Dia mesen makanan yang jarang gue makan, seperti, spageti, steak, pizza, iga bakar madu, pastel tutup, browies, fish and chip, dan es krim vanila. Gue hanya bengong ketika dia berbicara dengan lancar menyebutkan beragam menu yang di pesan, seakan dia udah terbiasa makan di tempat kayak gini.
“Lo enggak mau mesen minum yang lain?” Dia nanya sambil ngeliatin cangkir kopi yang gue pegang. “Kita bakal makan iga, lho!” Katanya, seakan memperingati.
“Es jeruk aja juga enggak apa-apa.” Gue ngerasa sungkan.
Orang yang saat ini sedang duduk di hadapan gue namanya Nadia, temen sekelas gue. Kita enggak terlalu kenal satu sama lain,sih, awalnya, tapi beberapa hari ini kita jadi lumayan deket karena sering satu kelompok tugas pelajaran Bahasa Inggris. Alasan dia nraktir gue makan di restoran ini juga enggak begitu jelas, tadi siang pas pulang sekolah tiba-tiba dia nawarin traktiran. Pas gue tanya dalam rangka apa, dia bilang, “Kita kan udah nyelesain tugas materi Grammar yang susah, tuh, dan lo berperan penting dalam kelompok, gue rasa lo harus gue teraktir.”

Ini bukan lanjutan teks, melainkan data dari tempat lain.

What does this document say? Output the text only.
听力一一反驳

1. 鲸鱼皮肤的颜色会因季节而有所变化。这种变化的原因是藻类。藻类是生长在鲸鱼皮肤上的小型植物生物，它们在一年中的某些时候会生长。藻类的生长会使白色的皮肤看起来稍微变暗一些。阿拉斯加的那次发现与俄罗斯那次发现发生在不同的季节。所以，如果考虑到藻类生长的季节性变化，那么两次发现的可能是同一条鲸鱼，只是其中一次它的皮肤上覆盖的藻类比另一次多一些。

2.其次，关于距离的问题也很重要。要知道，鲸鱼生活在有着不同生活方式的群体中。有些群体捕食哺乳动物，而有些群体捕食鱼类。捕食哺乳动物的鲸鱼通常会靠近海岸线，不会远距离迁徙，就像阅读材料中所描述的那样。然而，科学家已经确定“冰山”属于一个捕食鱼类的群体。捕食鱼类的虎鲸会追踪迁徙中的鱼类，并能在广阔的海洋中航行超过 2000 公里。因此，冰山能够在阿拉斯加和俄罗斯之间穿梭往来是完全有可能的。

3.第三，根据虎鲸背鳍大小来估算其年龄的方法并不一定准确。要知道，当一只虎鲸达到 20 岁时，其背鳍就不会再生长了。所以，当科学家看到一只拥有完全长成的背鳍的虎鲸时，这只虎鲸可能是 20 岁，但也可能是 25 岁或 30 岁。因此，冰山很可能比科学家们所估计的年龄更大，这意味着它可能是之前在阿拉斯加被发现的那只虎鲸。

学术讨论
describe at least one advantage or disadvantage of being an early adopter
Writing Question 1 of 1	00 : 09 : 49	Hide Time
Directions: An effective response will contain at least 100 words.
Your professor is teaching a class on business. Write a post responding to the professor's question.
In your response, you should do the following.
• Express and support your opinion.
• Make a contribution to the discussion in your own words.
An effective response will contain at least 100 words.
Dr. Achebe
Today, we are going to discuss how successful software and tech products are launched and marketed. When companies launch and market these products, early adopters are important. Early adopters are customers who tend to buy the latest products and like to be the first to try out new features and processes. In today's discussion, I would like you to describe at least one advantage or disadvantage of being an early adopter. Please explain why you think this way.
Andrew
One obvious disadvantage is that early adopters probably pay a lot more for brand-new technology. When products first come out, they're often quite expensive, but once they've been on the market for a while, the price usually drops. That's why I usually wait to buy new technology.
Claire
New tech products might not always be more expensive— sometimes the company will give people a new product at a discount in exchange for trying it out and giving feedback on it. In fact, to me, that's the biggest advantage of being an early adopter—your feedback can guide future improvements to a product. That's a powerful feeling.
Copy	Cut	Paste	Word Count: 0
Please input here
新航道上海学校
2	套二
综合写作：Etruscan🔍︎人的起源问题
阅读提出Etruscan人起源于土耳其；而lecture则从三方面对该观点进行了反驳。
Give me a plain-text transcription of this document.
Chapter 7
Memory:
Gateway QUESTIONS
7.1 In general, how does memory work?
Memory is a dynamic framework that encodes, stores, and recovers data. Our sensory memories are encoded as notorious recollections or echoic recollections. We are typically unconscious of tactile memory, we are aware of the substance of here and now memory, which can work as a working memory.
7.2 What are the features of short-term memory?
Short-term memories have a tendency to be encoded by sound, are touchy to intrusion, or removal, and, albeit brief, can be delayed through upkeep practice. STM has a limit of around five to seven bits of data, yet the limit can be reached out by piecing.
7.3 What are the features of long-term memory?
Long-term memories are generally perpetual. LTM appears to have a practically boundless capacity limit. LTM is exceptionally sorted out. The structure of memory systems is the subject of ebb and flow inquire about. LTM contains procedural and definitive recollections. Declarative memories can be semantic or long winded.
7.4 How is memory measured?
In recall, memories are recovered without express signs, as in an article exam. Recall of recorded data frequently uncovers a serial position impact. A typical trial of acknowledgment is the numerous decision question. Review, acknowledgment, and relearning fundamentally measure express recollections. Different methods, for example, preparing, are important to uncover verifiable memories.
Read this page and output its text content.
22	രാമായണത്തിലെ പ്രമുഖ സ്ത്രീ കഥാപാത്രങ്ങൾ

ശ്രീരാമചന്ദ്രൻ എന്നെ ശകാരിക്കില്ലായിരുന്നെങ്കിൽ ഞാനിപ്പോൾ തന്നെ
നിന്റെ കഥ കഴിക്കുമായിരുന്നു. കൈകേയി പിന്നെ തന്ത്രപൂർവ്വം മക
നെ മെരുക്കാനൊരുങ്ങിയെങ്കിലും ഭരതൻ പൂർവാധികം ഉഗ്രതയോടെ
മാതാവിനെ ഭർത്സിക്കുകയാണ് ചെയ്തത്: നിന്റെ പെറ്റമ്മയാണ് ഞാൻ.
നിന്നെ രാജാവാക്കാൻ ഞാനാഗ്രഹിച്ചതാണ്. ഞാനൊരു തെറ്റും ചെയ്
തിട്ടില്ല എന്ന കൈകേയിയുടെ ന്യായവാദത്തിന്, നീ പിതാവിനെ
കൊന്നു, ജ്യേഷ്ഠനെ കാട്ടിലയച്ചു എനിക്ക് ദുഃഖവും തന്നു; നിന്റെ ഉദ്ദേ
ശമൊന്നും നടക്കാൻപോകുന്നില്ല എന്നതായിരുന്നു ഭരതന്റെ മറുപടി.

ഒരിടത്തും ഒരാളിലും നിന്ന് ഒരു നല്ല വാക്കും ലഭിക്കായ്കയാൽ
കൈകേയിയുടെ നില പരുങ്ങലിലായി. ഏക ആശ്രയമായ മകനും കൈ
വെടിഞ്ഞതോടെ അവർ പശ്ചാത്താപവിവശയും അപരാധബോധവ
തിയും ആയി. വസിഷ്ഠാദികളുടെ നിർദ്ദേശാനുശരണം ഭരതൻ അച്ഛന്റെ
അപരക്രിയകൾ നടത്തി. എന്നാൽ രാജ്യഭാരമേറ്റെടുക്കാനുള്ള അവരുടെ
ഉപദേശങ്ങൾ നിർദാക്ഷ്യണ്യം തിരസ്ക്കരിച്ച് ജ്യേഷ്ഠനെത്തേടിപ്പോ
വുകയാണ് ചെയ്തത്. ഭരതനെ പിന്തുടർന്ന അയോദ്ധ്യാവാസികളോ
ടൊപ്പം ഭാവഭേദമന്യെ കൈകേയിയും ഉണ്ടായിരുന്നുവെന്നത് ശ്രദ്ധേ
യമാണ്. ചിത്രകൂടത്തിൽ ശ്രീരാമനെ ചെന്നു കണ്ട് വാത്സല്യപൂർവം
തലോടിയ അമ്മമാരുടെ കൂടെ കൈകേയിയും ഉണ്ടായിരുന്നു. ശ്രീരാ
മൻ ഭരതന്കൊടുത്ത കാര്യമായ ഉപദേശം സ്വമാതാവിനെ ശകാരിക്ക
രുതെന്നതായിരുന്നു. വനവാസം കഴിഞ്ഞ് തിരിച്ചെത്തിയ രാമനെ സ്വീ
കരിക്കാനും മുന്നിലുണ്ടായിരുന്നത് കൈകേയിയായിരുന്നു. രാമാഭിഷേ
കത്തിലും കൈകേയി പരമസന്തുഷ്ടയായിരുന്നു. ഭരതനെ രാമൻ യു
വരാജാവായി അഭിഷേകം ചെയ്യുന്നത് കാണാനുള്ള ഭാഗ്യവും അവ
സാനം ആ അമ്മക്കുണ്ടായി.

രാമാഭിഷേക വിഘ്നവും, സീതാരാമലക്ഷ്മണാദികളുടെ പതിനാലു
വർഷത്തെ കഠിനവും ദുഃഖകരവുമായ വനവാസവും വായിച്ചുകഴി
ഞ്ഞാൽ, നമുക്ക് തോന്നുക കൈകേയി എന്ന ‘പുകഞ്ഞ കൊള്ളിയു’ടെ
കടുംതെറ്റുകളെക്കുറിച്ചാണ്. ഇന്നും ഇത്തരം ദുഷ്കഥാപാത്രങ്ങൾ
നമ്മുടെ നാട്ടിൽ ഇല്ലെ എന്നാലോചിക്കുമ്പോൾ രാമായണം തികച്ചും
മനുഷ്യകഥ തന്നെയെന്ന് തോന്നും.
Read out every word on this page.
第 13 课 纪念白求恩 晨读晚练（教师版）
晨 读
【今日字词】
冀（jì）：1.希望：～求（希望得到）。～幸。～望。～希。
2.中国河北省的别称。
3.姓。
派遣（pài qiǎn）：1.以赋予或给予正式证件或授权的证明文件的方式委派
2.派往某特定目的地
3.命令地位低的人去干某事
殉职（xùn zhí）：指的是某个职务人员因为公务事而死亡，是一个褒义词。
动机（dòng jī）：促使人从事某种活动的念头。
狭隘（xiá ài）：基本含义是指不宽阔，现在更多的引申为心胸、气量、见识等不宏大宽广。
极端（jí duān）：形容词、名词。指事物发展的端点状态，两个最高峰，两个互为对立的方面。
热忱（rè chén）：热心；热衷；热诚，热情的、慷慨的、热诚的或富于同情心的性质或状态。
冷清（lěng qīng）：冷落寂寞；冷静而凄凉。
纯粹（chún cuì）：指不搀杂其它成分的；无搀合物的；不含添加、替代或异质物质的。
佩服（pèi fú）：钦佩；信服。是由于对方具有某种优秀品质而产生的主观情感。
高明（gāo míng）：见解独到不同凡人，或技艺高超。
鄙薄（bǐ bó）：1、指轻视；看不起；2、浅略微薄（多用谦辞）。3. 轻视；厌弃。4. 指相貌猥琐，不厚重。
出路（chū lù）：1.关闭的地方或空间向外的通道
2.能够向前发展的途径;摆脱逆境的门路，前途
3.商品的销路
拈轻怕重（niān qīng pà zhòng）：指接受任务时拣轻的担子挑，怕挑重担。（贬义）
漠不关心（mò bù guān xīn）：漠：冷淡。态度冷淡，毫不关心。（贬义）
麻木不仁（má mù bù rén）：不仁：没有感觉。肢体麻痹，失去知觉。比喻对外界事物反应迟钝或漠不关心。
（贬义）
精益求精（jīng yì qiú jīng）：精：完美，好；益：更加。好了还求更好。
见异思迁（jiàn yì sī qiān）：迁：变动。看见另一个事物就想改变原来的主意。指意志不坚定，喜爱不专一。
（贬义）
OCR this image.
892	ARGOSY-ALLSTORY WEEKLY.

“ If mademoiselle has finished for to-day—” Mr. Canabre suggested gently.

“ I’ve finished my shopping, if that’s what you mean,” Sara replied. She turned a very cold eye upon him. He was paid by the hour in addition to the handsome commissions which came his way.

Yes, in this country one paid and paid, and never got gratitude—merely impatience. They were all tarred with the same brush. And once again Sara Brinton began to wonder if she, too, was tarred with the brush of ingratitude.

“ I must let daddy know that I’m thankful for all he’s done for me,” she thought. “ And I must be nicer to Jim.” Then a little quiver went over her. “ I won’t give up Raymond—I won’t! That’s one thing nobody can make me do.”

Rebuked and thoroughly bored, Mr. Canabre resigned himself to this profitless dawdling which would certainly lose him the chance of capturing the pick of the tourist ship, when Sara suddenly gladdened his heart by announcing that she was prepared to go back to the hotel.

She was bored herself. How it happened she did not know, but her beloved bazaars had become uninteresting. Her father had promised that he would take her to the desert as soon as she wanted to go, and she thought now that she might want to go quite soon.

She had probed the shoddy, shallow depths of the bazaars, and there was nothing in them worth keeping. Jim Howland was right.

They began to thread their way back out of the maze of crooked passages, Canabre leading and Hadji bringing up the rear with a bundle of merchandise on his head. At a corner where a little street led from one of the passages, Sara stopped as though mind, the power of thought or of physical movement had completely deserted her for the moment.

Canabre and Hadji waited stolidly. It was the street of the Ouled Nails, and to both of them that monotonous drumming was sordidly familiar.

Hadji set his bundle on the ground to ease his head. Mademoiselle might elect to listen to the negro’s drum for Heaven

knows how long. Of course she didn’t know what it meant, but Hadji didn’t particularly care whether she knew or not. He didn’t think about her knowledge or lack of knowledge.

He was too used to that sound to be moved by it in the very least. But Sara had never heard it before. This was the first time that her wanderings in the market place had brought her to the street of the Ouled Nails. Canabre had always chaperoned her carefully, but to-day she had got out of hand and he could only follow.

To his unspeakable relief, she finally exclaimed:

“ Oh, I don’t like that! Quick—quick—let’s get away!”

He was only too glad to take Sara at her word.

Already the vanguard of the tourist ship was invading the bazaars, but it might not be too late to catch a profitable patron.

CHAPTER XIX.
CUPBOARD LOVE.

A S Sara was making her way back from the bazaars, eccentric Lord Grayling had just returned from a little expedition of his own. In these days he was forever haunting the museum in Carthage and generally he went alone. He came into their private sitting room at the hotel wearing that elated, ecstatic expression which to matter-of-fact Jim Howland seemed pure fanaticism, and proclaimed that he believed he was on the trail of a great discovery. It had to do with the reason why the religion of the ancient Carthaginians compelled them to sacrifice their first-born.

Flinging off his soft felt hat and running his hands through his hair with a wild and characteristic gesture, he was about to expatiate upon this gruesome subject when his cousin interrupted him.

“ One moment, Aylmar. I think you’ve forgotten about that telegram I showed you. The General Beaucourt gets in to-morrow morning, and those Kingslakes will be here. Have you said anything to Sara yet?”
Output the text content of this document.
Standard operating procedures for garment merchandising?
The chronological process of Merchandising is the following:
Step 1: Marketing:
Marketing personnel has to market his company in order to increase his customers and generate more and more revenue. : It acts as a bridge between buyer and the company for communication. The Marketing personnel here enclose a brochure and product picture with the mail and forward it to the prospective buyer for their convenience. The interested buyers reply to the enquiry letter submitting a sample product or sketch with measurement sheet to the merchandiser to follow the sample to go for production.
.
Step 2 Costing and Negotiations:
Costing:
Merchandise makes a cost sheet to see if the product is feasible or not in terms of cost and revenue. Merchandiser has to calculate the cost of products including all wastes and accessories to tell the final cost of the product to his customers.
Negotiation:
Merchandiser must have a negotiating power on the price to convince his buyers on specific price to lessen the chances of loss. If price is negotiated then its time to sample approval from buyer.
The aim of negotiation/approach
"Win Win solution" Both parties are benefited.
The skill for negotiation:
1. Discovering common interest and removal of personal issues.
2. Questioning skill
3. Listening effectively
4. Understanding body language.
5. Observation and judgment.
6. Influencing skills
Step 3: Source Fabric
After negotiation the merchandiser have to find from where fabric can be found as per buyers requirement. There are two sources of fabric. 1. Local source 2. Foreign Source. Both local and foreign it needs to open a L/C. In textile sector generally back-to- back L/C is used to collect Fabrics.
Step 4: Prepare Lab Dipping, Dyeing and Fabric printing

Ya, emang, sih, gue adalah anggota yang paling menonjol dan paling aktif ngerjain di antara anggota yang lain ketika ngerjain tugas Bahasa Inggris, dia bener. Dan nilai kelompok kita pun memuaskan, hampir sempurna. Tapi menurut gue, itu bukanlah hal yang patut di rayakan secara berlebihan sampe ngadain traktiran segala. Lagian, kalau mau ngadain acara traktiran kayak gini setidaknya ngajak anggota yang lain juga, bukan cuma gue aja. Jadi curiga gue, jangan-jangan dia punya maksud lain.
Es krim Vanila pesanan Nadia pun datang. Sambil nunggu datengnya pesanan yang lain, kita saling mengobrol membicarakan apa aja.
“Lo sering dateng kesini, enggak?” Nadia bertanya setelah memakan sesendok es krimnya.
Gue menggelengkan kepala, “Cuman sekali.” Kalau gue enggak salah inget, pas acara reuni SD setahun yang lalu. Waktu itu ada guru tajir yang mau ngebayarin makanan kita. Gosipnya, sih, baru aja lahiran anak pertama, jadi sekalian syukuran.
“Jadi, enggak salah, ya, kalo gue nraktir lo disini, hehe...” Nadia tersenyum dan lanjut memakan es krim vanilanya lagi.
“Ya, bisa dibilang begitu.”
Gue menyeruput kopi, kemudian ngeliat ke arah es krim yang sedang di nikmati Nadia. Setelah beberapa detik memandang es krim tersebut, gue kemudian ngeliat keluar jendela, dan di luar masih hujan deres. Heran sama ini cewek, cuaca lagi dingin begini malah makan es krim dengan riang. Semoga ketika pulang kerumah nanti badannya enggak meriang.
Alunan lagu natal berjudul Have Yourself a Merry Little Christmas terdengar dengan tak begitu kencang di seluruh ruang restoran, bercampur dengan suara pengunjung yang sedang makan sambil mengobrol. Meskipun gue enggak ngerayain natal, tapi setidaknya lagu tersebut bikin gue inget kalau ini udah bulan Desember dan sebentar lagi natal. Sumpah, gue hampir lupa ini bulan apa, jarang nge-check kalender.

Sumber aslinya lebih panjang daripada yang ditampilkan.